If my input is numeric and my output is continuous I can use linear or nonlinear models. I can split the inputs by factors if an input is a factor.
If my input is numeric and my output is boolean I can use a glm.
How do I approach if my input is several columns of factors and my output is a list of factors?
input:
- "in1" is "factor1a" ... "factor1k",
- "in2" is "factor2b" ... "factor2m"
- ...
output: "a", "b" ...
I can make a table of conditional rates based on sample sizes, but it seems to me that there should be something more "text book" in approach.
When I say "factor" it is all factors. All inputs are factors and all outputs are factors. For output "k" only 3-4 (for example) of the inputs might lead to that output. When I say "conditional rates" I mean "given desired output a" the two recipes are "recipe_one" and "recipe_two" in a mix of n/m. There are particular combinations of input factors that make output factors. So "k" is made up of combinations of either "a", "b" and "j" or "a", "j" and "r" or "a", "m" and "p".

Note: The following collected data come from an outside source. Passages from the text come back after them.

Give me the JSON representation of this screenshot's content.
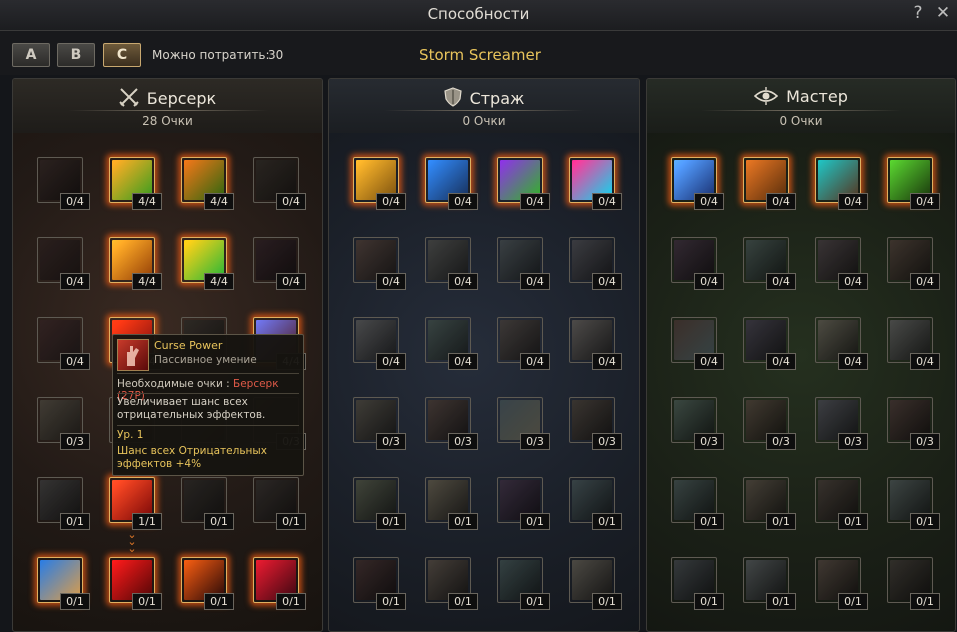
{
  "window": {
    "title": "Способности",
    "help_icon": "?",
    "close_icon": "✕"
  },
  "toolbar": {
    "tabs": [
      {
        "label": "A"
      },
      {
        "label": "B"
      },
      {
        "label": "C"
      }
    ],
    "active_tab": "C",
    "points_label": "Можно потратить:",
    "points_value": "30",
    "build_name": "Storm Screamer"
  },
  "panels": [
    {
      "key": "berserker",
      "name": "Берсерк",
      "points": "28 Очки",
      "icon": "crossed-swords-icon",
      "skills": [
        {
          "rank": "0/4",
          "active": false,
          "c1": "#8a3a2a",
          "c2": "#2a1410"
        },
        {
          "rank": "4/4",
          "active": true,
          "c1": "#e8a038",
          "c2": "#3a8a2a"
        },
        {
          "rank": "4/4",
          "active": true,
          "c1": "#d07028",
          "c2": "#2e5a18"
        },
        {
          "rank": "0/4",
          "active": false,
          "c1": "#6a4a2a",
          "c2": "#2a1e10"
        },
        {
          "rank": "0/4",
          "active": false,
          "c1": "#8a3028",
          "c2": "#3a1a14"
        },
        {
          "rank": "4/4",
          "active": true,
          "c1": "#f0b040",
          "c2": "#7a3a10"
        },
        {
          "rank": "4/4",
          "active": true,
          "c1": "#f0c030",
          "c2": "#30a040"
        },
        {
          "rank": "0/4",
          "active": false,
          "c1": "#8a2a4a",
          "c2": "#2a1020"
        },
        {
          "rank": "0/4",
          "active": false,
          "c1": "#b03030",
          "c2": "#402020"
        },
        {
          "rank": "4/4",
          "active": true,
          "c1": "#e04020",
          "c2": "#601010"
        },
        {
          "rank": "",
          "active": false,
          "c1": "#6a5030",
          "c2": "#2a2018"
        },
        {
          "rank": "4/4",
          "active": true,
          "c1": "#6a70d0",
          "c2": "#401818"
        },
        {
          "rank": "0/3",
          "active": false,
          "c1": "#a08040",
          "c2": "#3a2e18"
        },
        {
          "rank": "",
          "active": false,
          "c1": "#6a5030",
          "c2": "#2a2018"
        },
        {
          "rank": "",
          "active": false,
          "c1": "#6a5030",
          "c2": "#2a2018"
        },
        {
          "rank": "0/3",
          "active": false,
          "c1": "#8a6a3a",
          "c2": "#2a2016"
        },
        {
          "rank": "0/1",
          "active": false,
          "c1": "#707070",
          "c2": "#202020"
        },
        {
          "rank": "1/1",
          "active": true,
          "c1": "#e05030",
          "c2": "#600a0a"
        },
        {
          "rank": "0/1",
          "active": false,
          "c1": "#5a4a3a",
          "c2": "#241c14"
        },
        {
          "rank": "0/1",
          "active": false,
          "c1": "#6a5040",
          "c2": "#241a14"
        },
        {
          "rank": "0/1",
          "active": true,
          "c1": "#3070c0",
          "c2": "#c09050"
        },
        {
          "rank": "0/1",
          "active": true,
          "c1": "#d02020",
          "c2": "#400808"
        },
        {
          "rank": "0/1",
          "active": true,
          "c1": "#d05a20",
          "c2": "#200808"
        },
        {
          "rank": "0/1",
          "active": true,
          "c1": "#c02030",
          "c2": "#300810"
        }
      ]
    },
    {
      "key": "guardian",
      "name": "Страж",
      "points": "0 Очки",
      "icon": "shield-icon",
      "skills": [
        {
          "rank": "0/4",
          "active": true,
          "c1": "#e8b040",
          "c2": "#6a4a18"
        },
        {
          "rank": "0/4",
          "active": true,
          "c1": "#3a80d8",
          "c2": "#182a4a"
        },
        {
          "rank": "0/4",
          "active": true,
          "c1": "#7a30c0",
          "c2": "#3aa030"
        },
        {
          "rank": "0/4",
          "active": true,
          "c1": "#e03080",
          "c2": "#20c0d0"
        },
        {
          "rank": "0/4",
          "active": false,
          "c1": "#d06030",
          "c2": "#3a2010"
        },
        {
          "rank": "0/4",
          "active": false,
          "c1": "#8a8a70",
          "c2": "#2a2a24"
        },
        {
          "rank": "0/4",
          "active": false,
          "c1": "#6090a0",
          "c2": "#1a2a30"
        },
        {
          "rank": "0/4",
          "active": false,
          "c1": "#8080a0",
          "c2": "#24242e"
        },
        {
          "rank": "0/4",
          "active": false,
          "c1": "#a0a0a0",
          "c2": "#2a2a2a"
        },
        {
          "rank": "0/4",
          "active": false,
          "c1": "#40a080",
          "c2": "#183028"
        },
        {
          "rank": "0/4",
          "active": false,
          "c1": "#a07050",
          "c2": "#2e2016"
        },
        {
          "rank": "0/4",
          "active": false,
          "c1": "#c0a080",
          "c2": "#302a20"
        },
        {
          "rank": "0/3",
          "active": false,
          "c1": "#a08040",
          "c2": "#2a2414"
        },
        {
          "rank": "0/3",
          "active": false,
          "c1": "#c06030",
          "c2": "#301a10"
        },
        {
          "rank": "0/3",
          "active": false,
          "c1": "#40a0c0",
          "c2": "#c0a030"
        },
        {
          "rank": "0/3",
          "active": false,
          "c1": "#a06a30",
          "c2": "#2a1c10"
        },
        {
          "rank": "0/1",
          "active": false,
          "c1": "#80a030",
          "c2": "#202a10"
        },
        {
          "rank": "0/1",
          "active": false,
          "c1": "#d0a030",
          "c2": "#3a2a10"
        },
        {
          "rank": "0/1",
          "active": false,
          "c1": "#a040c0",
          "c2": "#2a1030"
        },
        {
          "rank": "0/1",
          "active": false,
          "c1": "#40a0b0",
          "c2": "#10282c"
        },
        {
          "rank": "0/1",
          "active": false,
          "c1": "#c04030",
          "c2": "#301010"
        },
        {
          "rank": "0/1",
          "active": false,
          "c1": "#c08040",
          "c2": "#302010"
        },
        {
          "rank": "0/1",
          "active": false,
          "c1": "#30a0a0",
          "c2": "#102a2a"
        },
        {
          "rank": "0/1",
          "active": false,
          "c1": "#c0a060",
          "c2": "#302818"
        }
      ]
    },
    {
      "key": "master",
      "name": "Мастер",
      "points": "0 Очки",
      "icon": "eye-icon",
      "skills": [
        {
          "rank": "0/4",
          "active": true,
          "c1": "#60a0f0",
          "c2": "#1a2a5a"
        },
        {
          "rank": "0/4",
          "active": true,
          "c1": "#c87030",
          "c2": "#4a2a10"
        },
        {
          "rank": "0/4",
          "active": true,
          "c1": "#30b0b0",
          "c2": "#4a3020"
        },
        {
          "rank": "0/4",
          "active": true,
          "c1": "#60c040",
          "c2": "#1a3010"
        },
        {
          "rank": "0/4",
          "active": false,
          "c1": "#a040a0",
          "c2": "#2a102a"
        },
        {
          "rank": "0/4",
          "active": false,
          "c1": "#40a090",
          "c2": "#102824"
        },
        {
          "rank": "0/4",
          "active": false,
          "c1": "#a06080",
          "c2": "#2a1820"
        },
        {
          "rank": "0/4",
          "active": false,
          "c1": "#c06030",
          "c2": "#301a10"
        },
        {
          "rank": "0/4",
          "active": false,
          "c1": "#d05030",
          "c2": "#30a0c0"
        },
        {
          "rank": "0/4",
          "active": false,
          "c1": "#8060c0",
          "c2": "#201830"
        },
        {
          "rank": "0/4",
          "active": false,
          "c1": "#c0a060",
          "c2": "#2a2418"
        },
        {
          "rank": "0/4",
          "active": false,
          "c1": "#a0a0a0",
          "c2": "#282828"
        },
        {
          "rank": "0/3",
          "active": false,
          "c1": "#40b080",
          "c2": "#102a20"
        },
        {
          "rank": "0/3",
          "active": false,
          "c1": "#c07030",
          "c2": "#2a1a0c"
        },
        {
          "rank": "0/3",
          "active": false,
          "c1": "#8080c0",
          "c2": "#202030"
        },
        {
          "rank": "0/3",
          "active": false,
          "c1": "#c05040",
          "c2": "#2a1410"
        },
        {
          "rank": "0/1",
          "active": false,
          "c1": "#40a0a0",
          "c2": "#102828"
        },
        {
          "rank": "0/1",
          "active": false,
          "c1": "#c08040",
          "c2": "#2a2010"
        },
        {
          "rank": "0/1",
          "active": false,
          "c1": "#a06040",
          "c2": "#281810"
        },
        {
          "rank": "0/1",
          "active": false,
          "c1": "#60a0a0",
          "c2": "#182828"
        },
        {
          "rank": "0/1",
          "active": false,
          "c1": "#6080a0",
          "c2": "#182028"
        },
        {
          "rank": "0/1",
          "active": false,
          "c1": "#80a0b0",
          "c2": "#1c2428"
        },
        {
          "rank": "0/1",
          "active": false,
          "c1": "#c07040",
          "c2": "#2a1a10"
        },
        {
          "rank": "0/1",
          "active": false,
          "c1": "#806040",
          "c2": "#201810"
        }
      ]
    }
  ],
  "tooltip": {
    "name": "Curse Power",
    "type": "Пассивное умение",
    "req_label": "Необходимые очки :",
    "req_value": "Берсерк (27P)",
    "description": "Увеличивает шанс всех отрицательных эффектов.",
    "level": "Ур. 1",
    "effect": "Шанс всех Отрицательных эффектов +4%"
  }
}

In common between these is "a". I might make a tree (or hierarchical) model to describe frequencies of ingredients in "k". By nested in that sense I would mean that "a" is common to all recipes, and "j" is common to two. I think of it in this way because I would typically make nested for loops to do my counting. (Yes I am still working on improving my use of "apply".)
I want to understand the "ingredients" to get a particular output, but it seems that for some of them, they are a mixture of different recipes of factor inputs. My goal is to maximize one of the outputs and minimize the others. To do that I need to control the inputs.
Please let me know if I am using the words improperly.